In 2010 Dr. Peterson put a plan in motion to manage and exploit this global germplasm base. For the LCS spring wheat program, partnerships in South America, Scandinavia, the Mediterranean region and Australia have made it possible not only for counter-season nursery exchange, but also incorporation of a shuttle-breeding approach. Through shuttle-breeding, two programs can make concurrent selections for disease and stress tolerance that will benefit both programs, and in time, the growers they serve. For the LCS spring wheat program, partnerships in South America have made it possible to double the speed in which varieties are released.
The best genetics in the world
These exclusive groups of material are the very best genetics available on the planet in any given year and because of the Limagrain global network, they are exchanged between breeders for testing and inter-mating.
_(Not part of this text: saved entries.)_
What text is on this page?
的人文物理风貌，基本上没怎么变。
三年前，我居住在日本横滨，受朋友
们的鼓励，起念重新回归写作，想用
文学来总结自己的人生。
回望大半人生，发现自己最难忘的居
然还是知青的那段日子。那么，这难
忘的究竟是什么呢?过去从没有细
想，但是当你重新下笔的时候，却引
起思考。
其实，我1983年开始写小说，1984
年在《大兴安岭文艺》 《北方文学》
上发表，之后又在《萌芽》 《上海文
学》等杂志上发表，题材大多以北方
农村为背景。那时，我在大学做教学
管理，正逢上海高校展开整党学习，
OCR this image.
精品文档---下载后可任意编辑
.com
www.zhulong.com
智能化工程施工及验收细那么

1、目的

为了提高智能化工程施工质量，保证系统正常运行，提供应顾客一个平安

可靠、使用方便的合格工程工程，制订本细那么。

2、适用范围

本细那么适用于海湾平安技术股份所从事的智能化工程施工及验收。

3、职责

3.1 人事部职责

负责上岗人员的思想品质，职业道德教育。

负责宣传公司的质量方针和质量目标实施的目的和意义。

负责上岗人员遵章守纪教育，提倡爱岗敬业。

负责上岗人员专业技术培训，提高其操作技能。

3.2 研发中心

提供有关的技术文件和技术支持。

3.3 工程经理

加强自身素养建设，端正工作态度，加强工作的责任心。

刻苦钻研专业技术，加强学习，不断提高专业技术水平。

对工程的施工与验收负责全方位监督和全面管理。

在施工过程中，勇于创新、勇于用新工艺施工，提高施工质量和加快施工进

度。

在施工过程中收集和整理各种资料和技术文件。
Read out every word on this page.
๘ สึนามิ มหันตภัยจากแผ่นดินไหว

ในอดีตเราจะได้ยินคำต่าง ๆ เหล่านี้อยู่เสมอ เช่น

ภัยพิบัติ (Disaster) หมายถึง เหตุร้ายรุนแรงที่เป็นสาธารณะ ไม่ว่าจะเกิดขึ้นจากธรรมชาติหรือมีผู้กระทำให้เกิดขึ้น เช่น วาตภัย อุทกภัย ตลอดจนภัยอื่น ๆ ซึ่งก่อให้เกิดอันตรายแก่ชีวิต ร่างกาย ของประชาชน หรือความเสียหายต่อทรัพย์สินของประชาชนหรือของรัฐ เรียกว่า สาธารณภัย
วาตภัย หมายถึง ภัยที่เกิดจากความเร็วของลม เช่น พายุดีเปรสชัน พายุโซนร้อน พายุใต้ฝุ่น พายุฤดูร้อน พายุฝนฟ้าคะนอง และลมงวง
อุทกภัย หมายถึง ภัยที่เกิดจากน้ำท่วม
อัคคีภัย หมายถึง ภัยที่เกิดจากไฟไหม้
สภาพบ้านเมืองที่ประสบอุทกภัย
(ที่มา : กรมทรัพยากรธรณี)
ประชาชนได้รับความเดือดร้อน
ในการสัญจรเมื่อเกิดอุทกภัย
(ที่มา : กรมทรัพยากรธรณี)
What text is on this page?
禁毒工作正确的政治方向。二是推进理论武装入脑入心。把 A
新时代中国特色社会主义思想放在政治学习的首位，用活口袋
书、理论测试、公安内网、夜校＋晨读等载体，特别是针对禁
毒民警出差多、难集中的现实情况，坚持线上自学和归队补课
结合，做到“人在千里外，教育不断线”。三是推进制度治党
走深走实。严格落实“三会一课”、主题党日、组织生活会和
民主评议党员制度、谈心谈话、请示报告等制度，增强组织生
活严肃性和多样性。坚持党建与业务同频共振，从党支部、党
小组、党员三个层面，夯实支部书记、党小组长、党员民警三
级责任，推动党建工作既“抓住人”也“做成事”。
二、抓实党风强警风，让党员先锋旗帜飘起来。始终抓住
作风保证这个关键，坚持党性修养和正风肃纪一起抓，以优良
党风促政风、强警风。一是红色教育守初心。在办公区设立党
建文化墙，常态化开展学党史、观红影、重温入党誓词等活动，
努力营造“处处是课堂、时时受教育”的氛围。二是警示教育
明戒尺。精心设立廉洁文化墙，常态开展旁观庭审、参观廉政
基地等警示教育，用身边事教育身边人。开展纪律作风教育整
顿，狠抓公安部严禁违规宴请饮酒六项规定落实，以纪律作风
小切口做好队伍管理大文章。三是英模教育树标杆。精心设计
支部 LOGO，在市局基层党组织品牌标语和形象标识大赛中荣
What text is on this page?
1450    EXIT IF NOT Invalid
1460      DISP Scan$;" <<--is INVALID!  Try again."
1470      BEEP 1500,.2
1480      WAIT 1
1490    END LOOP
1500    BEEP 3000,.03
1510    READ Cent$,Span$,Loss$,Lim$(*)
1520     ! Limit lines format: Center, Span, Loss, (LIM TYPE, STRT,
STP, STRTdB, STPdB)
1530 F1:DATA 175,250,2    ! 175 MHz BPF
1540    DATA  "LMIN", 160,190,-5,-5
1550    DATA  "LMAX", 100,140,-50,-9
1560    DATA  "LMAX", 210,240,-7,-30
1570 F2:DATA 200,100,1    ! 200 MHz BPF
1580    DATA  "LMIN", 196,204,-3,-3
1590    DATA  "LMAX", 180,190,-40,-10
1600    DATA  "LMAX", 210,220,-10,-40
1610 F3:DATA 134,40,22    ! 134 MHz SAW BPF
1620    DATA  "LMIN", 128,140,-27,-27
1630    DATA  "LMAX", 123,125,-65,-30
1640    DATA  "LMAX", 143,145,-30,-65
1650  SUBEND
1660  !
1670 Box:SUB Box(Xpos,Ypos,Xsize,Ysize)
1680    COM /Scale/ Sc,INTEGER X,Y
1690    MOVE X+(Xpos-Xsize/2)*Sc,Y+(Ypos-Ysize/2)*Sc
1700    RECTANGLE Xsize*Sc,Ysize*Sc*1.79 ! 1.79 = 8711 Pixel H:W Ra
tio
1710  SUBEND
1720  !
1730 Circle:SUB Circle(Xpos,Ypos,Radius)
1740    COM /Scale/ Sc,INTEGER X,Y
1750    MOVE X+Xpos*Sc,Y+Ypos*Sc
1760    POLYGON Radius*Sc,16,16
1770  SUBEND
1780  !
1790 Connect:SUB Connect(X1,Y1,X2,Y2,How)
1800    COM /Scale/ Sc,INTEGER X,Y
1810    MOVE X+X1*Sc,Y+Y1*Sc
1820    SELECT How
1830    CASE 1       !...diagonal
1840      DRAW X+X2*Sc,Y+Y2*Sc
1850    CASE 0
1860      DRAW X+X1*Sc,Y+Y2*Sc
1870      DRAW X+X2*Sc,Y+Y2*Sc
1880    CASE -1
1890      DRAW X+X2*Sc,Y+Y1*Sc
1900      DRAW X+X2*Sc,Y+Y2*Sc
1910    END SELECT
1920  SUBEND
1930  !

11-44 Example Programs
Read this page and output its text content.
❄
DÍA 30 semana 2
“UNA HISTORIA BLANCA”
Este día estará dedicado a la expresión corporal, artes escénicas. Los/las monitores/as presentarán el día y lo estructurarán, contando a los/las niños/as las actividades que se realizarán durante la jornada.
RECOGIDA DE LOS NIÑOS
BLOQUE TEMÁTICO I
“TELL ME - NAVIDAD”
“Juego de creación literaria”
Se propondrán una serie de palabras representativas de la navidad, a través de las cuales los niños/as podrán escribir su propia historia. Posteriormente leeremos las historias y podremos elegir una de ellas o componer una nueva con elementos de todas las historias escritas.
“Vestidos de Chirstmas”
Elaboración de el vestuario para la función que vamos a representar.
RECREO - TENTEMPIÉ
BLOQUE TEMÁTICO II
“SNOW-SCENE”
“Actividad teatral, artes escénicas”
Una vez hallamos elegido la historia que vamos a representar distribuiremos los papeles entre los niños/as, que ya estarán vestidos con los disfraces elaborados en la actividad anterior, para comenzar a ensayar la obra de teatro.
This globalized effort has given LCS an ability to offer farmers in the U.S. something they have not had before: access to literally the best wheat genetics the world has to offer.
The life cycle required to create a new variety of wheat begins with the cross pollination of a single hybrid head and, through conventional breeding, ends 8–10 years later with the sale and distribution of purified elite foundation seed. LCS’ partnership with advanced programs in other parts of the world has made it possible not only to test and exchange elite germplasm at earlier generations, but to import elite varieties with seed stocks already available for production.
In terms of disease resistance, this partnership has provided access to material that has been bred in environments with extremely high Fusarium and Bacterial Leaf Blight pressure. This means these varieties will have new and durable resistance packages for two of the most prominent yield-reducing pathogens in the Northern Plains.